When changing to a directory with cd
, are you typing in the Python language, the bash language, or something else?
Answer: cd
is a bash command. However, many other commands such as listing directory contents (ls
), copying files and directories (cp
), deleting files and directories (rm
) etc. are not bash commands but programs. When you type a command into the shell, it will look for a matching program in an ordered list of directories. This list of directories is given by an environment variable called PATH
. You can see this environment variable by entering echo $PATH
in your terminal. (echo
is bash's version of Python's print
.)
It is also possible to change directories from inside of Python using `os.chdir`, however, it is much less convenient. Therefore, it is better to be aware of the directory in which `jupyter lab` is being executed, so that the notebooks and other files you expect to be there are present.

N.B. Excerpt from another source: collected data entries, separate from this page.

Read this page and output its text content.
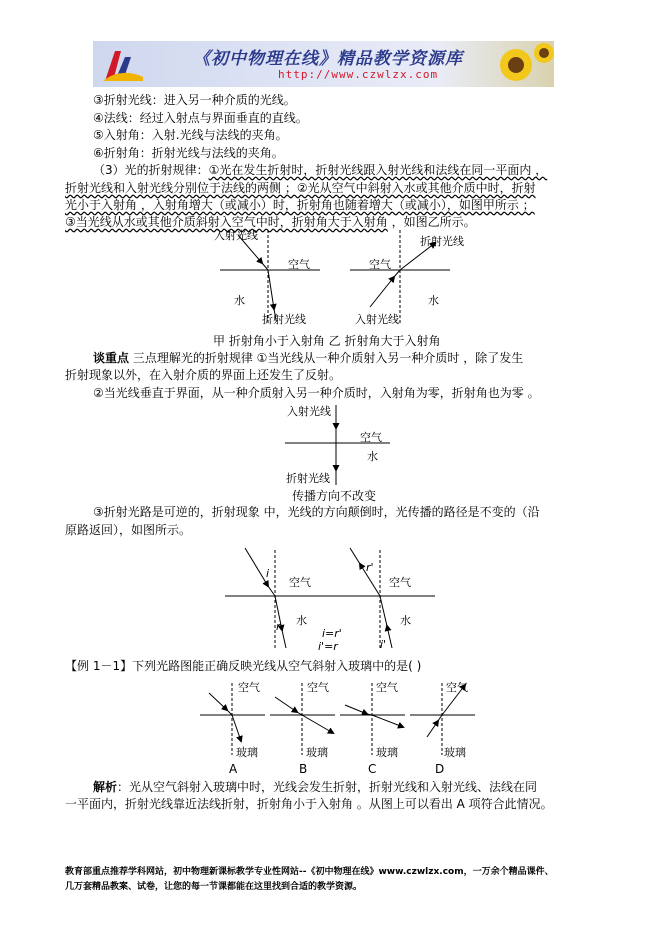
《初中物理在线》精品教学资源库
http://www.czwlzx.com
③折射光线：进入另一种介质的光线。
④法线：经过入射点与界面垂直的直线。
⑤入射角：入射.光线与法线的夹角。
⑥折射角：折射光线与法线的夹角。
（3）光的折射规律：①光在发生折射时，折射光线跟入射光线和法线在同一平面内 ，
折射光线和入射光线分别位于法线的两侧 ；②光从空气中斜射入水或其他介质中时，折射
光小于入射角 ，入射角增大（或减小）时，折射角也随着增大（或减小），如图甲所示 ；
③当光线从水或其他介质斜射入空气中时，折射角大于入射角 ，如图乙所示。
入射光线
空气
水
折射光线
折射光线
空气
水
入射光线
甲 折射角小于入射角 乙 折射角大于入射角
谈重点 三点理解光的折射规律 ①当光线从一种介质射入另一种介质时 ，除了发生
折射现象以外，在入射介质的界面上还发生了反射。
②当光线垂直于界面，从一种介质射入另一种介质时，入射角为零，折射角也为零 。
入射光线
空气
水
折射光线
传播方向不改变
③折射光路是可逆的，折射现象 中，光线的方向颠倒时，光传播的路径是不变的（沿
原路返回），如图所示。
i
r
r'
i'
空气
水
空气
水
i=r'
i'=r
【例 1－1】下列光路图能正确反映光线从空气斜射入玻璃中的是( )
空气	空气	空气	空气
玻璃	玻璃	玻璃	玻璃
A	B	C	D
解析：光从空气斜射入玻璃中时，光线会发生折射，折射光线和入射光线、法线在同
一平面内，折射光线靠近法线折射，折射角小于入射角 。从图上可以看出 A 项符合此情况。
教育部重点推荐学科网站，初中物理新课标教学专业性网站--《初中物理在线》www.czwlzx.com，一万余个精品课件、
几万套精品教案、试卷，让您的每一节课都能在这里找到合适的教学资源。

The notebook is a system where you can enter lines or blocks of code into “cells”, and cells can be executed one at a time. The results of executing cells are stored in memory, so the results of each cell executation depends on the cells that have been executed before. This is a more convenient way of running Python interactively compared to using the console, for many reasons (for example, the console doesn’t give you an easy way to save codes).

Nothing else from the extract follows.